Parashat Vayakhel: how do you make a community?

How do you make a community?

In classical Hebrew there are three different words for community: eidah, tzibbur and kehillah, and they each describe a different way of being a group together.

Eidah is the political body, the whole group of people with like minds and values, who have a shared sense of identity and purpose. It comes from the root to witness and in bible it is used to describe the whole Israelite people who travelling together having had, and continuing to have, a shared experience and a shared destiny.

Tzibbur, a later post biblical word for community, comes from a root that is to do with heaping up or piling up, and is generally used to describe the praying community. It is the descriptor of the organising principle of the Jewish religious community, the minyan, the group within which prayer is shared and heard. The word tzibbur implies that there are diverse individuals who are joined together for a particular purpose and time – normally understood to be communal worship activities. The laws of the tzibbur form the conceptual framework of community living; they are predicated on and sustain the spiritual life of the community.

The third word used to describe community – ‘Kehillah’ is something that contains both the meanings of Eidah and Tzibbur and more. It goes beyond being a community of shared prayer and shared mission, and looks towards caring for the health, educational, social and welfare needs of individual Jews. It is what we now think of if asked to define what a community should be, providing not just for our practical and functional needs, not just for our spiritual needs, but for our social activities, our diverse interests, our wellbeing.

The sidra vayakhel begins with Moses assembling the people, causing them to become a ‘kehillah’. From having led them out of Egypt and through the Sea of Reeds, from having caused them to be fed and given water, from having been the stern Lawgiver to the people, approaching God on their behalf, and bringing rules and judgments, Moses now does something quite different for them. He brings together the whole ‘edah’ as a ‘kehilla’ (Vayakel Moshe et col adat bnei Yisrael vayomer alei’hem: eleh hadevarim asher tziva Adonai la’sot otam” – Moses brought together as a kehillah all the eida of the bnei Yisrael and said to them, these are the things which the Eternal has commanded to do them)

He then instructs them about two things – firstly about Shabbat, a day of rest to follow six days of work, a day when no fire shall be seen in their homes. And secondly about the mishkan, telling them that col nediv libo – everyone whose heart was willing, (ie everyone who wanted to do so) should bring offerings to God, and then he lists an extraordinary number of objects and materials – gold, silver, acacia wood, rams skins, onyx stones…..

The people go and then come back laden with offerings. There is a strange phrase here – ve’ya’vo’u ha’anashim al ha’nashim – literally the men came upon the women. – and midrash tells us that this phrase tells us that the women came to make their donations first, and the men followed them, a lovely inversion of the story that the women had not wished to give their gold and jewellery for the building of the golden calf, demonstrating that they understood the importance of the mishkan and the abhorrence of the golden calf as a worship focus.

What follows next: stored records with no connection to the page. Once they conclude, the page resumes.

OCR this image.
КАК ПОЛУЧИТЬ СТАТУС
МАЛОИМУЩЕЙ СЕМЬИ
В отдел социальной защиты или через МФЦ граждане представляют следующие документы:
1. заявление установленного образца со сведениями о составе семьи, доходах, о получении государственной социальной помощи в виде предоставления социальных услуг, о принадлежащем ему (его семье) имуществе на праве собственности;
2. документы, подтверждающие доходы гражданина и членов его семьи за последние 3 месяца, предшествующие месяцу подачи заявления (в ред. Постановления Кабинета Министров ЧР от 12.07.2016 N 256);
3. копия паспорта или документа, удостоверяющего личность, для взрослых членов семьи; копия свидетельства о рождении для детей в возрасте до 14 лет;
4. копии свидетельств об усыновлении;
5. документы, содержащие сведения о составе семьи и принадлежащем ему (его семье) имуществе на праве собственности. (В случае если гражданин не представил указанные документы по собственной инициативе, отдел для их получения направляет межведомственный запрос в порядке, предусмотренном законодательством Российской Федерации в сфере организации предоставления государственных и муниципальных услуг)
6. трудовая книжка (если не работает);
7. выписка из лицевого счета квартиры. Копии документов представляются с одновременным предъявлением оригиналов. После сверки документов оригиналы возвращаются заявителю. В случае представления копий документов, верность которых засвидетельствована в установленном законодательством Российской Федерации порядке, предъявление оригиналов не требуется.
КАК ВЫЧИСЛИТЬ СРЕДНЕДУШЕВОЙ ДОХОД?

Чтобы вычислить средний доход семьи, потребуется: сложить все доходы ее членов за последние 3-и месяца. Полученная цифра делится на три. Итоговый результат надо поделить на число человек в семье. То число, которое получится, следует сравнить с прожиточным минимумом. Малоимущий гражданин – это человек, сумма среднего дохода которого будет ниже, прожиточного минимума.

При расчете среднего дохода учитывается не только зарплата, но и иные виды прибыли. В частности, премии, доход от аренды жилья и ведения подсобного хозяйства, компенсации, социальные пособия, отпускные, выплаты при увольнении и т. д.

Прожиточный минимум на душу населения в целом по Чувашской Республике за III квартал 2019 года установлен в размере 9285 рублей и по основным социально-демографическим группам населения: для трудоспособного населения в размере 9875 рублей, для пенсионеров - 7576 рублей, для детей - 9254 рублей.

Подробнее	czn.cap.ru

Whether this gloss on the verse is a good one is a moot point. I personally do not like it but I find hard to make any other sense of it. But what it does do is draw attention to the individuality of the givers – both men and women, each bringing what they have, what they can do, what they can make. They each use their skills and their materials to the best use of the mishkan. The focal point for the community is being made of the diverse skill sets and abilities of the entire community, freely giving above and beyond what was needed. The creation of the mishkan is a collective act, a symbol of the diverse community, a representation of its shared beliefs. Building it is an event that creates more than a powerful and beautiful edifice – it is an act that organises a people into a community.

How does one build a community? One recognises that a community is different things at different times, and it is different things to different people, and yet there is a golden thread that holds it together through time and space. Moses uses two different techniques to cause the community to come together – he creates sacred time and sacred space – or rather he brings the community to come together to create sacred time and sacred space. From being an eidah – a body of people with shared experience and destiny who may have nothing else in common, Moses used time and space to make a kehillah – an eidah that encompasses individuality and diversity and shapes it into shared and sustaining community.

Dedicating time and space to something one values is always the only way to develop it, to learn about it, to grow it. Making sacred space and making sacred time are the lynchpins of making sacred community. But doing in such a way that everyone who wants to can be involved, can give their skills, their time, their interests, their knowledge, their labour – this is the lesson we learn from the ultimate community building project of the book of Exodus, the building of the mishkan, the place where God did not dwell per se, but which reminded the people that God was among them.